Under a previously approved reorganization, on closing of the offering, TSX Group Inc. will become the holding company of TSX Inc. and related companies and the current shareholders of TSX Inc. will receive shares of TSX Group Inc. The total net proceeds of the offering (including any proceeds realized on exercise of the over-allotment option) will be paid to shareholders of TSX Inc. who have chosen to sell some or all of the shares of TSX Group Inc. they receive to an affiliate of TSX Group Inc. in connection with the offering process.
Scotia Capital Inc. and Goldman Sachs Canada Inc. are serving as joint book runners for the underwriting group. Other members of the underwriting syndicate are BMO Nesbitt Burns Inc., CIBC World Markets Inc., National Bank Financial Inc., RBC Dominion Securities Inc., TD Securities Inc., Merrill Lynch Canada Inc., Canaccord Capital Corporation, Dundee Securities Corporation, Griffiths McBurney & Partners, Raymond James Ltd. and Yorkton Securities Inc.
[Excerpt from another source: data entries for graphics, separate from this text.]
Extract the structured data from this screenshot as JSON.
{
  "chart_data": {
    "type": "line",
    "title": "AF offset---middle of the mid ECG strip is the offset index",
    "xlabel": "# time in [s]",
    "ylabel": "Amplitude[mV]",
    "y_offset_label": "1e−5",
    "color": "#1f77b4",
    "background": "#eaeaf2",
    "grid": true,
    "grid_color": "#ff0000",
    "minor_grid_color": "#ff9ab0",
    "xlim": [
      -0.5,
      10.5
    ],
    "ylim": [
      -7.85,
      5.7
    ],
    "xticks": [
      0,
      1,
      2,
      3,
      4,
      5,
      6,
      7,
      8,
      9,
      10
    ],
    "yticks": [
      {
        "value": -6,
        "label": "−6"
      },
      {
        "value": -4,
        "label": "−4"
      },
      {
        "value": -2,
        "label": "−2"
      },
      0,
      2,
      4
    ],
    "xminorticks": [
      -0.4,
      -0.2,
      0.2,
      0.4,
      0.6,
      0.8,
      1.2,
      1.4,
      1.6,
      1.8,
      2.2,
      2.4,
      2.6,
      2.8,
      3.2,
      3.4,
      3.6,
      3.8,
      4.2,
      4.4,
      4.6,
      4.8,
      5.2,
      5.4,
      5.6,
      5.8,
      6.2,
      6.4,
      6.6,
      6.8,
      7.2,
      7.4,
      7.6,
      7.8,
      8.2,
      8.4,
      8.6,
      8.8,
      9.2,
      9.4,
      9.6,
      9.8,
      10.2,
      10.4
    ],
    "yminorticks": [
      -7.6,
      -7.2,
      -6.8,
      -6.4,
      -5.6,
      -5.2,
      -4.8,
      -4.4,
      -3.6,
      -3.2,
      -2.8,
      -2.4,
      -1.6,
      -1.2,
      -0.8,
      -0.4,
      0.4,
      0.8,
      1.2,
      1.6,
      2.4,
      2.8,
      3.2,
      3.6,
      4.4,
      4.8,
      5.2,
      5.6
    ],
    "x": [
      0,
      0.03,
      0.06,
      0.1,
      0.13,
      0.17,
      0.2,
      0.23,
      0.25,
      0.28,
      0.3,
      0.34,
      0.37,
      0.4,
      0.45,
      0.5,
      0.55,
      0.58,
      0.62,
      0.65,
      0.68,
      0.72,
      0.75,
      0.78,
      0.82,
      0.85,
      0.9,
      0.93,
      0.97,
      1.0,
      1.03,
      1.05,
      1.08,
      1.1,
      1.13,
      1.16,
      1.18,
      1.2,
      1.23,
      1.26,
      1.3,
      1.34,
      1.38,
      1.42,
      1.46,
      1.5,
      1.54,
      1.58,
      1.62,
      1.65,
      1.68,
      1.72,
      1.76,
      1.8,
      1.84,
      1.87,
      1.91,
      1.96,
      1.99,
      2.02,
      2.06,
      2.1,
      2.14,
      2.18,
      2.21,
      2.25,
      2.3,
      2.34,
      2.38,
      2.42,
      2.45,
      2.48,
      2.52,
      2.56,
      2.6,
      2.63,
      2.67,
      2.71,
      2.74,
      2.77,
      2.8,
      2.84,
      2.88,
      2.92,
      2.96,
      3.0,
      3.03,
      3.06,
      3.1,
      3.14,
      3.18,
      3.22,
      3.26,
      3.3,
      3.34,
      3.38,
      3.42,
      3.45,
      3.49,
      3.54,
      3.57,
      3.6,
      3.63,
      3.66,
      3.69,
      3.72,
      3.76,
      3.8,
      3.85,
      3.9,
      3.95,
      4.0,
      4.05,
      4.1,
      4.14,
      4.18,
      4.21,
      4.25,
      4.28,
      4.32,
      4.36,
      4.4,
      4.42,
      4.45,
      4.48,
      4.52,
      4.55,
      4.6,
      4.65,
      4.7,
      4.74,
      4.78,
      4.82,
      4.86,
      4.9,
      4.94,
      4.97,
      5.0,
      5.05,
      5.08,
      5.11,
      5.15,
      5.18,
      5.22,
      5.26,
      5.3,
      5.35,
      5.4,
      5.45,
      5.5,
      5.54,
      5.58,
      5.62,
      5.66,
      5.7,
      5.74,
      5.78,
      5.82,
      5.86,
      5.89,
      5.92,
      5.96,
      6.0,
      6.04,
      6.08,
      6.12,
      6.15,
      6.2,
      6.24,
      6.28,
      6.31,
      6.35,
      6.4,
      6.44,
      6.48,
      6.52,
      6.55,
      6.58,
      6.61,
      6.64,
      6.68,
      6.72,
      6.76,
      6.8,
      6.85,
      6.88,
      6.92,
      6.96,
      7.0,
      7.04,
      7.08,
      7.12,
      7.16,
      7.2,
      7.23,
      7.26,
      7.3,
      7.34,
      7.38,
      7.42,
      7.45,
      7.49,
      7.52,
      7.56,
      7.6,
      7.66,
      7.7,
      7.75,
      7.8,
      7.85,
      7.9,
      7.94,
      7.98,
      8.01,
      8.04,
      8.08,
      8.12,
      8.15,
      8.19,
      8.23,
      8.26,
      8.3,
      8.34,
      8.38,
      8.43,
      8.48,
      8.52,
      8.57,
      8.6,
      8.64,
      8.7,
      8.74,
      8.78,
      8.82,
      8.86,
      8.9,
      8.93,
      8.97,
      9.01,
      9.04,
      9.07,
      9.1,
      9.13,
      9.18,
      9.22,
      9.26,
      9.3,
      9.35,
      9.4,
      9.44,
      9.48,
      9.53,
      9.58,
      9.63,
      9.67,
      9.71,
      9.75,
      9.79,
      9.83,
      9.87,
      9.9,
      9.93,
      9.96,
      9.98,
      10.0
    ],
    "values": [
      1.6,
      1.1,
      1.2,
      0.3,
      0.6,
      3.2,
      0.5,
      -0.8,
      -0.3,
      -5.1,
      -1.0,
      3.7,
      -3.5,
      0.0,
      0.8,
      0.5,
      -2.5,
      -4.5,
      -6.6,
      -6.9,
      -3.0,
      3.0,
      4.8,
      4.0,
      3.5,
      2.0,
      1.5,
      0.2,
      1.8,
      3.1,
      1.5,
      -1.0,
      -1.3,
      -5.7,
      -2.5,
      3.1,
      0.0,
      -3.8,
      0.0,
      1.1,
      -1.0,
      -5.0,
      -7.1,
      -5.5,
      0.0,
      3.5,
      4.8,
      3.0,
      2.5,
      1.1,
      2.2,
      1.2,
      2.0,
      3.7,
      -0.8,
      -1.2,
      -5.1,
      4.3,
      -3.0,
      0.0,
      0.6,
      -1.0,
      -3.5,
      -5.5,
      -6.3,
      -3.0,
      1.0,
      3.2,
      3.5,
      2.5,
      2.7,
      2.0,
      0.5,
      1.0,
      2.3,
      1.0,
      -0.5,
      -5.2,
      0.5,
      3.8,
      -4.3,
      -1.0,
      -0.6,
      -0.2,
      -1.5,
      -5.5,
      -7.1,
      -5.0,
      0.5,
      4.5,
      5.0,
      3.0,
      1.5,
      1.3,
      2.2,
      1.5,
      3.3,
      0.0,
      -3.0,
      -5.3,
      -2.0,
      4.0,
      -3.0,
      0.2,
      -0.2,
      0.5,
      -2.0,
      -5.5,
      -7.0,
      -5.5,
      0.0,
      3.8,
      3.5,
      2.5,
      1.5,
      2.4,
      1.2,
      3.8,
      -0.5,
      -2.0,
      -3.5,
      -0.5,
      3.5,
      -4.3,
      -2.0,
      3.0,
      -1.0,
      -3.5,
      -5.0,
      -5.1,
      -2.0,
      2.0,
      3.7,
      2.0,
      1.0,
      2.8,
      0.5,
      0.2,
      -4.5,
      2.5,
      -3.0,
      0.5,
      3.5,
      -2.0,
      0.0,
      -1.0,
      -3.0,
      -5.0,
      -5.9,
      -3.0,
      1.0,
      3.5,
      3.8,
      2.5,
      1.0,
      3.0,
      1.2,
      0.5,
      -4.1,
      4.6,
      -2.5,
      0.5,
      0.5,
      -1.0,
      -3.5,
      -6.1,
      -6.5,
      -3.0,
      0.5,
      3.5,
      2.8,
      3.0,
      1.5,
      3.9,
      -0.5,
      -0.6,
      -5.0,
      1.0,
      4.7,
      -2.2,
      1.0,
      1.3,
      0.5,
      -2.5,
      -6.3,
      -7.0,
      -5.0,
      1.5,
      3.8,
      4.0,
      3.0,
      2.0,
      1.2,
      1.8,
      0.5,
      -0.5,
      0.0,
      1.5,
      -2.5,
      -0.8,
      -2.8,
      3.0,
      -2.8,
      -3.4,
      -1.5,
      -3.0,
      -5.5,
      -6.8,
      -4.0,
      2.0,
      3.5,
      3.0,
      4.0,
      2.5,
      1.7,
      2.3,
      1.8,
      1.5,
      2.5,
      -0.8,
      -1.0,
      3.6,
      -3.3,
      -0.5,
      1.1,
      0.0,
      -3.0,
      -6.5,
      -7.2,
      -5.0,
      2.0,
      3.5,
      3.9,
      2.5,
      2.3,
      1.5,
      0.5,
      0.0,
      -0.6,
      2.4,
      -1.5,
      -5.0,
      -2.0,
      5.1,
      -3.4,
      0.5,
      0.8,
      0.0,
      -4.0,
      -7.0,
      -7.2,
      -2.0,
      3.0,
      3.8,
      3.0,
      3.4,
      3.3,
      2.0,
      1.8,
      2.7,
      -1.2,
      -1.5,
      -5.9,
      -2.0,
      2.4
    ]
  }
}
TSX Group Inc. has received conditional approval for the listing of its common shares on the Toronto Stock Exchange under the symbol "X", subject to TSX Group fulfilling all of the requirements of the Toronto Stock Exchange.
A copy of the final supplemented prospectus relating to the offering may be obtained from Scotia Capital Inc. or Goldman Sachs Canada Inc.